The problem is that the science doesn't say that. And the ripple effects of this narrative fall hardest on people with deeper skin tones, who are already underserved by the SPF market, and who often can't use mineral sunscreens without a significant white cast. When chemical filters are demonised and mineral filters are aesthetically unusable, a lot of people simply stop wearing sunscreen altogether.
Where did this myth come from?
The turning point was a 2019-2020 study, which found that certain chemical UV filters were absorbed into the bloodstream after topical use. The study was small, early-stage, and explicitly not a safety determination. Its own authors said it didn't demonstrate harm, only that absorption had been detected and warranted further study.
What wellness media heard was: chemical sunscreen is in your blood and it's dangerous.

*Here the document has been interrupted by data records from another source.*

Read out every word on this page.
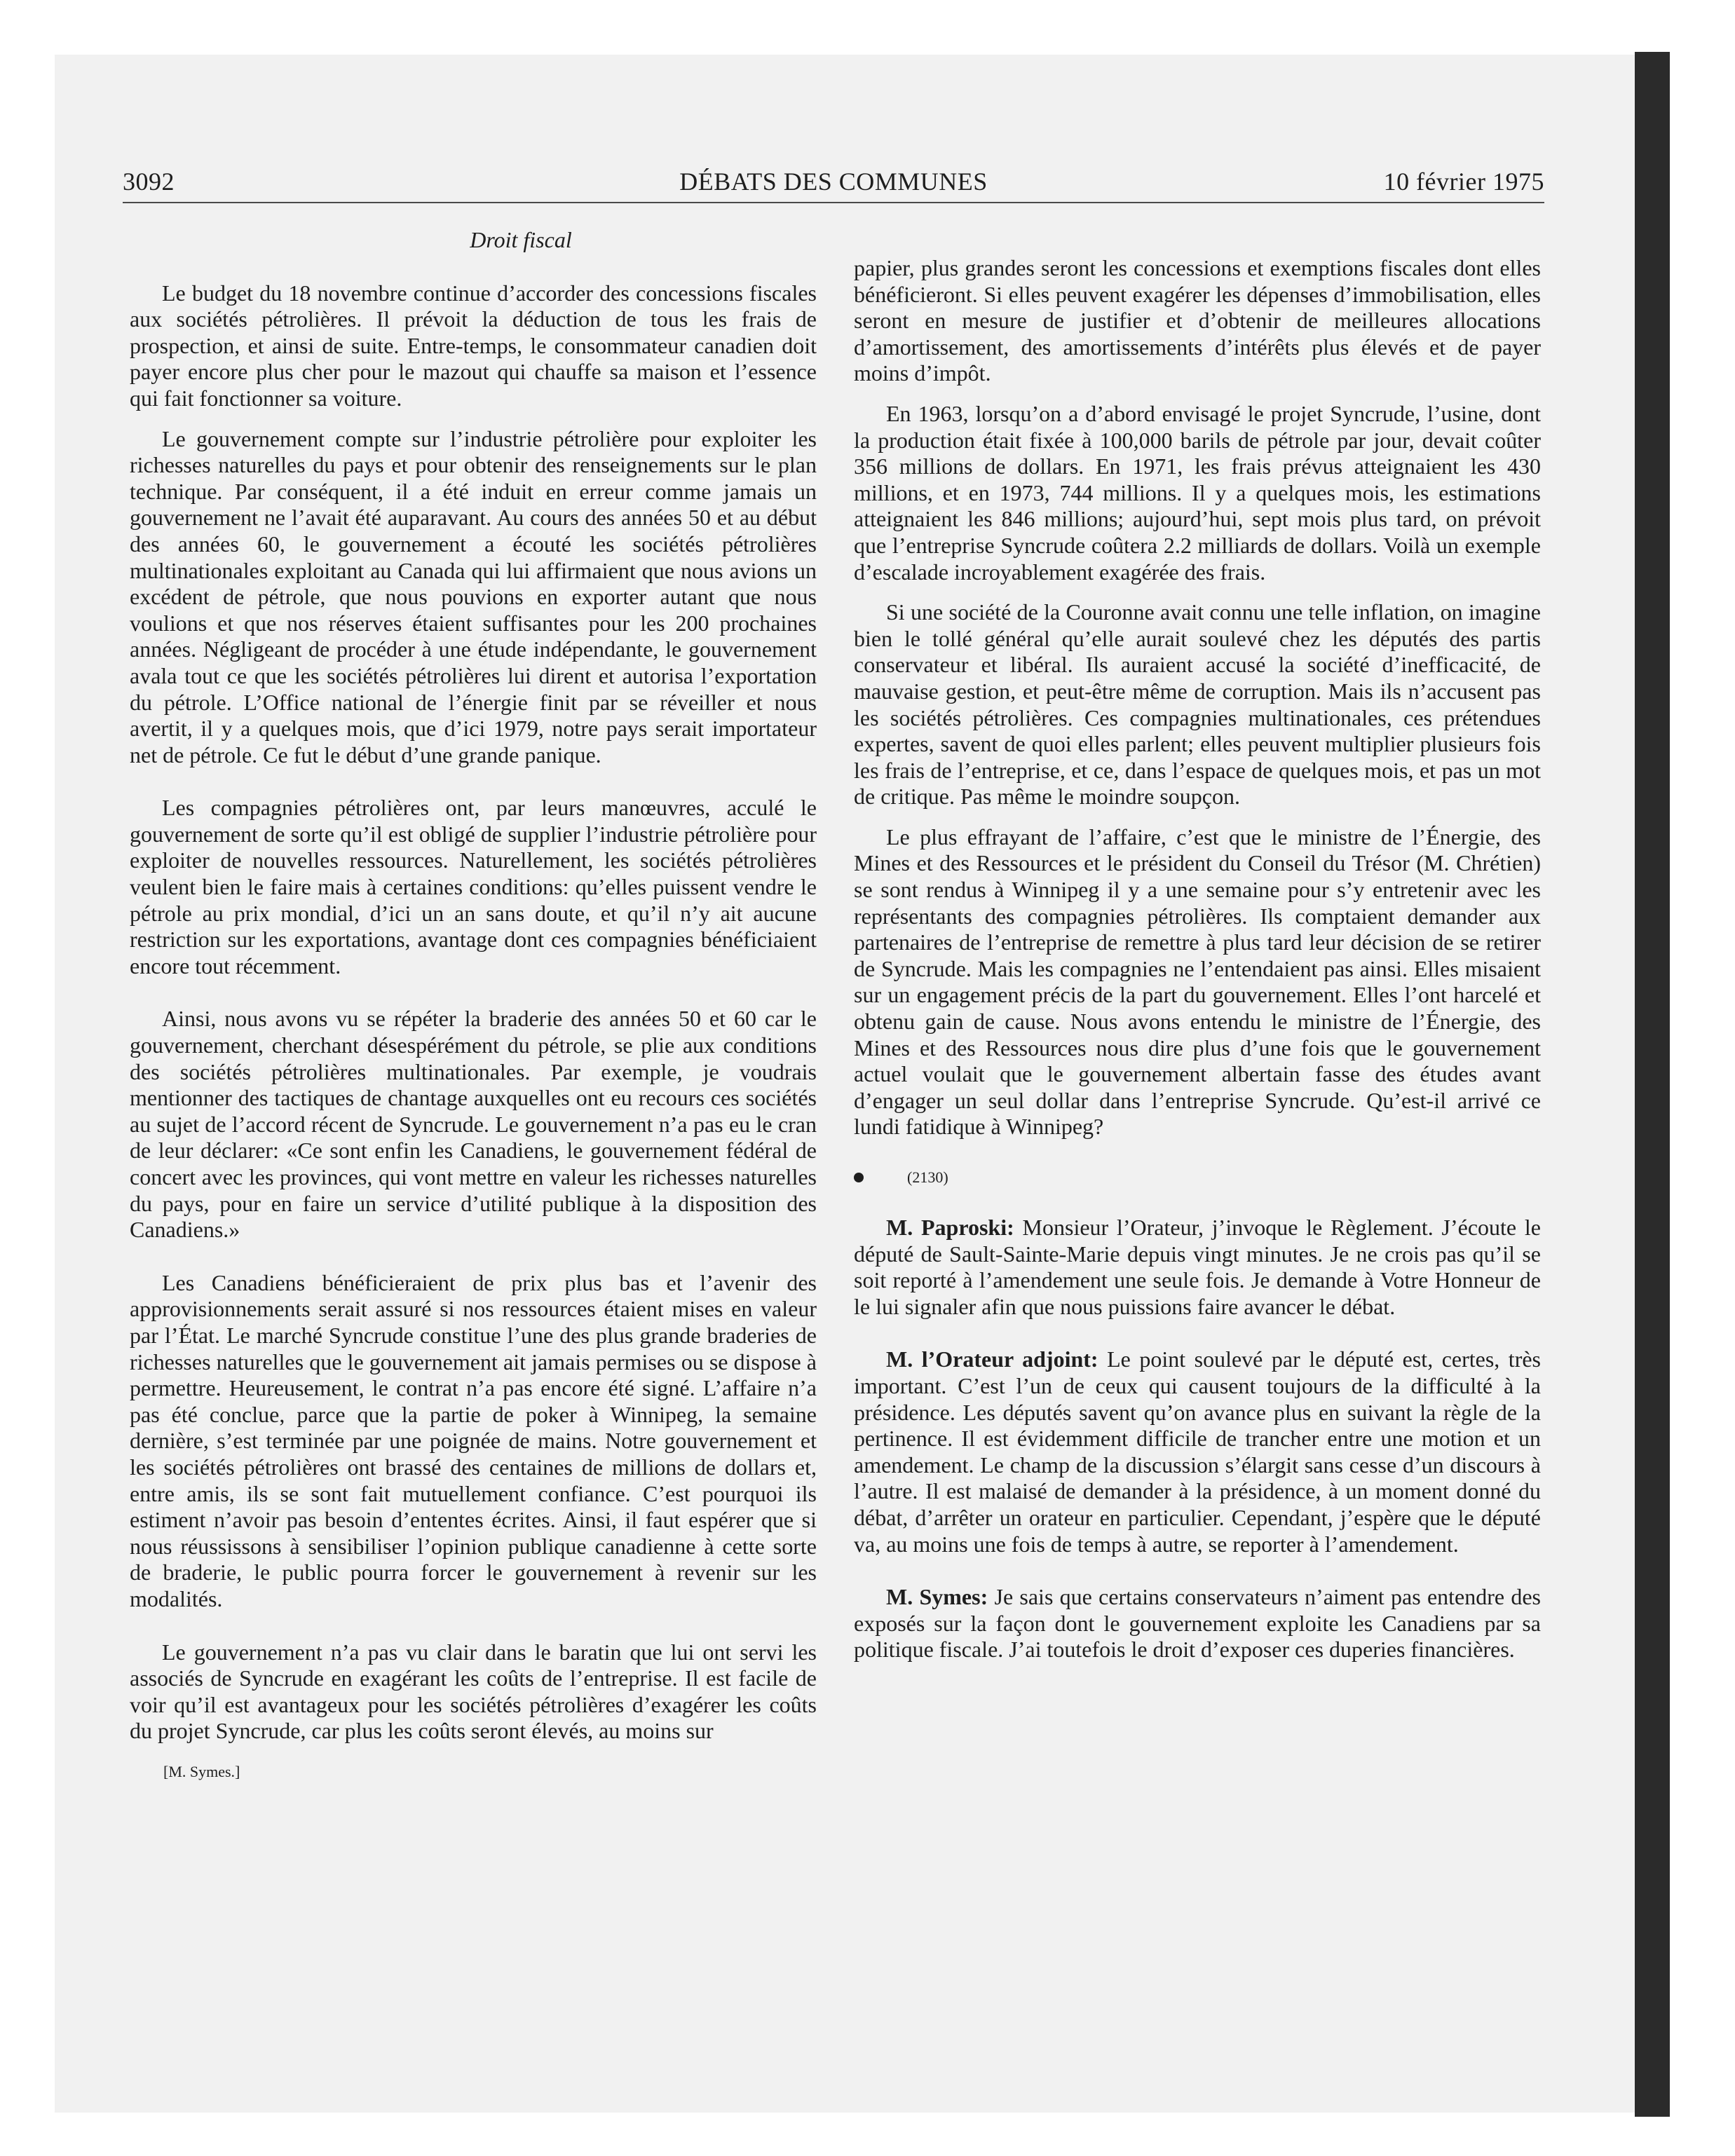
3092	DÉBATS DES COMMUNES	10 février 1975

Droit fiscal

Le budget du 18 novembre continue d’accorder des concessions fiscales aux sociétés pétrolières. Il prévoit la déduction de tous les frais de prospection, et ainsi de suite. Entre-temps, le consommateur canadien doit payer encore plus cher pour le mazout qui chauffe sa maison et l’essence qui fait fonctionner sa voiture.

Le gouvernement compte sur l’industrie pétrolière pour exploiter les richesses naturelles du pays et pour obtenir des renseignements sur le plan technique. Par conséquent, il a été induit en erreur comme jamais un gouvernement ne l’avait été auparavant. Au cours des années 50 et au début des années 60, le gouvernement a écouté les sociétés pétrolières multinationales exploitant au Canada qui lui affirmaient que nous avions un excédent de pétrole, que nous pouvions en exporter autant que nous voulions et que nos réserves étaient suffisantes pour les 200 prochaines années. Négligeant de procéder à une étude indépendante, le gouvernement avala tout ce que les sociétés pétrolières lui dirent et autorisa l’exportation du pétrole. L’Office national de l’énergie finit par se réveiller et nous avertit, il y a quelques mois, que d’ici 1979, notre pays serait importateur net de pétrole. Ce fut le début d’une grande panique.

Les compagnies pétrolières ont, par leurs manœuvres, acculé le gouvernement de sorte qu’il est obligé de supplier l’industrie pétrolière pour exploiter de nouvelles ressources. Naturellement, les sociétés pétrolières veulent bien le faire mais à certaines conditions: qu’elles puissent vendre le pétrole au prix mondial, d’ici un an sans doute, et qu’il n’y ait aucune restriction sur les exportations, avantage dont ces compagnies bénéficiaient encore tout récemment.

Ainsi, nous avons vu se répéter la braderie des années 50 et 60 car le gouvernement, cherchant désespérément du pétrole, se plie aux conditions des sociétés pétrolières multinationales. Par exemple, je voudrais mentionner des tactiques de chantage auxquelles ont eu recours ces sociétés au sujet de l’accord récent de Syncrude. Le gouvernement n’a pas eu le cran de leur déclarer: «Ce sont enfin les Canadiens, le gouvernement fédéral de concert avec les provinces, qui vont mettre en valeur les richesses naturelles du pays, pour en faire un service d’utilité publique à la disposition des Canadiens.»

Les Canadiens bénéficieraient de prix plus bas et l’avenir des approvisionnements serait assuré si nos ressources étaient mises en valeur par l’État. Le marché Syncrude constitue l’une des plus grande braderies de richesses naturelles que le gouvernement ait jamais permises ou se dispose à permettre. Heureusement, le contrat n’a pas encore été signé. L’affaire n’a pas été conclue, parce que la partie de poker à Winnipeg, la semaine dernière, s’est terminée par une poignée de mains. Notre gouvernement et les sociétés pétrolières ont brassé des centaines de millions de dollars et, entre amis, ils se sont fait mutuellement confiance. C’est pourquoi ils estiment n’avoir pas besoin d’ententes écrites. Ainsi, il faut espérer que si nous réussissons à sensibiliser l’opinion publique canadienne à cette sorte de braderie, le public pourra forcer le gouvernement à revenir sur les modalités.

Le gouvernement n’a pas vu clair dans le baratin que lui ont servi les associés de Syncrude en exagérant les coûts de l’entreprise. Il est facile de voir qu’il est avantageux pour les sociétés pétrolières d’exagérer les coûts du projet Syncrude, car plus les coûts seront élevés, au moins sur

[M. Symes.]

papier, plus grandes seront les concessions et exemptions fiscales dont elles bénéficieront. Si elles peuvent exagérer les dépenses d’immobilisation, elles seront en mesure de justifier et d’obtenir de meilleures allocations d’amortissement, des amortissements d’intérêts plus élevés et de payer moins d’impôt.

En 1963, lorsqu’on a d’abord envisagé le projet Syncrude, l’usine, dont la production était fixée à 100,000 barils de pétrole par jour, devait coûter 356 millions de dollars. En 1971, les frais prévus atteignaient les 430 millions, et en 1973, 744 millions. Il y a quelques mois, les estimations atteignaient les 846 millions; aujourd’hui, sept mois plus tard, on prévoit que l’entreprise Syncrude coûtera 2.2 milliards de dollars. Voilà un exemple d’escalade incroyablement exagérée des frais.

Si une société de la Couronne avait connu une telle inflation, on imagine bien le tollé général qu’elle aurait soulevé chez les députés des partis conservateur et libéral. Ils auraient accusé la société d’inefficacité, de mauvaise gestion, et peut-être même de corruption. Mais ils n’accusent pas les sociétés pétrolières. Ces compagnies multinationales, ces prétendues expertes, savent de quoi elles parlent; elles peuvent multiplier plusieurs fois les frais de l’entreprise, et ce, dans l’espace de quelques mois, et pas un mot de critique. Pas même le moindre soupçon.

Le plus effrayant de l’affaire, c’est que le ministre de l’Énergie, des Mines et des Ressources et le président du Conseil du Trésor (M. Chrétien) se sont rendus à Winnipeg il y a une semaine pour s’y entretenir avec les représentants des compagnies pétrolières. Ils comptaient demander aux partenaires de l’entreprise de remettre à plus tard leur décision de se retirer de Syncrude. Mais les compagnies ne l’entendaient pas ainsi. Elles misaient sur un engagement précis de la part du gouvernement. Elles l’ont harcelé et obtenu gain de cause. Nous avons entendu le ministre de l’Énergie, des Mines et des Ressources nous dire plus d’une fois que le gouvernement actuel voulait que le gouvernement albertain fasse des études avant d’engager un seul dollar dans l’entreprise Syncrude. Qu’est-il arrivé ce lundi fatidique à Winnipeg?

(2130)

M. Paproski: Monsieur l’Orateur, j’invoque le Règlement. J’écoute le député de Sault-Sainte-Marie depuis vingt minutes. Je ne crois pas qu’il se soit reporté à l’amendement une seule fois. Je demande à Votre Honneur de le lui signaler afin que nous puissions faire avancer le débat.

M. l’Orateur adjoint: Le point soulevé par le député est, certes, très important. C’est l’un de ceux qui causent toujours de la difficulté à la présidence. Les députés savent qu’on avance plus en suivant la règle de la pertinence. Il est évidemment difficile de trancher entre une motion et un amendement. Le champ de la discussion s’élargit sans cesse d’un discours à l’autre. Il est malaisé de demander à la présidence, à un moment donné du débat, d’arrêter un orateur en particulier. Cependant, j’espère que le député va, au moins une fois de temps à autre, se reporter à l’amendement.

M. Symes: Je sais que certains conservateurs n’aiment pas entendre des exposés sur la façon dont le gouvernement exploite les Canadiens par sa politique fiscale. J’ai toutefois le droit d’exposer ces duperies financières.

Dermatologists and toxicologists were quick to point out that detecting a substance in the bloodstream tells you nothing about whether it causes harm at that concentration. The question that matters is not whether something is detectable, but at what level it becomes a concern, and that evidence has not materialised. In the years since, no established link to hormonal disruption at normal use levels has emerged, and no study has shown that mineral sunscreen protects skin more effectively than a well-formulated chemical alternative.
What we use, and why
At Deeper Beauty, our SPF 50 uses a hybrid of chemical and mineral UV filters, selected specifically for their safety profile and their aesthetic performance on deeper skin tones.
Our UV filters are not associated with skin irritation and are well-suited for sensitive skin. We didn't choose them because they were the trending option; we chose them because the evidence supports them, and because they work for the skin we formulate for.
Wear your sunscreen, please. Regardless of your skin tone.